Local contraindications: maceration of the skin of the eyelids and its damage in the area where electrodes are applied, dermatitis, copious mucopurulent discharge, corneal erosion, severe phenomena of eye irritation, increased intraocular pressure, gross sclerotic changes in blood vessels, malignant neoplasms and individual intolerance .

General contraindications: coronary heart disease in the acute stage, the first 2-3 weeks after a cerebrovascular accident, bleeding or a tendency to it.

Drugs. Antibiotics: penicillin, biomycin, oxytetracycline and monomycin, gentamicin, chloramphenicol solution, etc.

Anti-tuberculosis drugs: saluzide solution, PAS solution, tubazide solution.
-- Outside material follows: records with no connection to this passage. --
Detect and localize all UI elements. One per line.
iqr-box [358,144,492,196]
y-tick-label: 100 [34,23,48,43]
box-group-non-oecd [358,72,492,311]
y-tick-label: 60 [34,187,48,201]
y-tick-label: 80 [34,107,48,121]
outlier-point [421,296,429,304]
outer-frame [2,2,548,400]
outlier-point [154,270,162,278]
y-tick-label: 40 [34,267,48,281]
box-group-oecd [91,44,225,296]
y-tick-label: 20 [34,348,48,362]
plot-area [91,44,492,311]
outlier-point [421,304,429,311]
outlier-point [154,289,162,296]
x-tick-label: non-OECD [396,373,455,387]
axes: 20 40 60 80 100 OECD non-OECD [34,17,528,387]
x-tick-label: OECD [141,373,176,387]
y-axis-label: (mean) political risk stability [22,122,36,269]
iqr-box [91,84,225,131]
Since inflammation is usually accompanied by constriction of the pupil and the formation of adhesions between the iris and the lens, in order to prevent this complication, along with antibiotics in one bath, mydriatic (pupil dilator) agents are administered - an atropine solution and an adrenaline solution.

To enhance the anti-inflammatory and desensitizing effect, you can add a calcium chloride solution or a diphenhydramine solution to the antibiotics.

Absorbable drugs: proteolytic enzymes (chymotrypsin, fibrinolysin, streptodecase, lidase). By removing necrotic tissue and pus, they have a pronounced anti-edematous and anti-inflammatory effect, dissolving fibrin and diluting blood clots, accelerating the resorption of hemorrhages, and promoting more gentle scarring.

Corticosteroids help inhibit the development of inflammatory phenomena and have a pronounced antiproliferative effect, stopping the proliferation of connective tissue, which contributes to less severe scarring; have a noticeable desensitizing effect. A hydrocortisone solution and a prednisolone solution are used.

Vasodilators: no-spa, papaverine solution, aminophylline solution and nicotinic acid solution.

To stimulate metabolic processes and improve trophism, biogenic stimulants are used: aloe, vitreous, vitamin BP, ascorbic acid solution and taufon solution.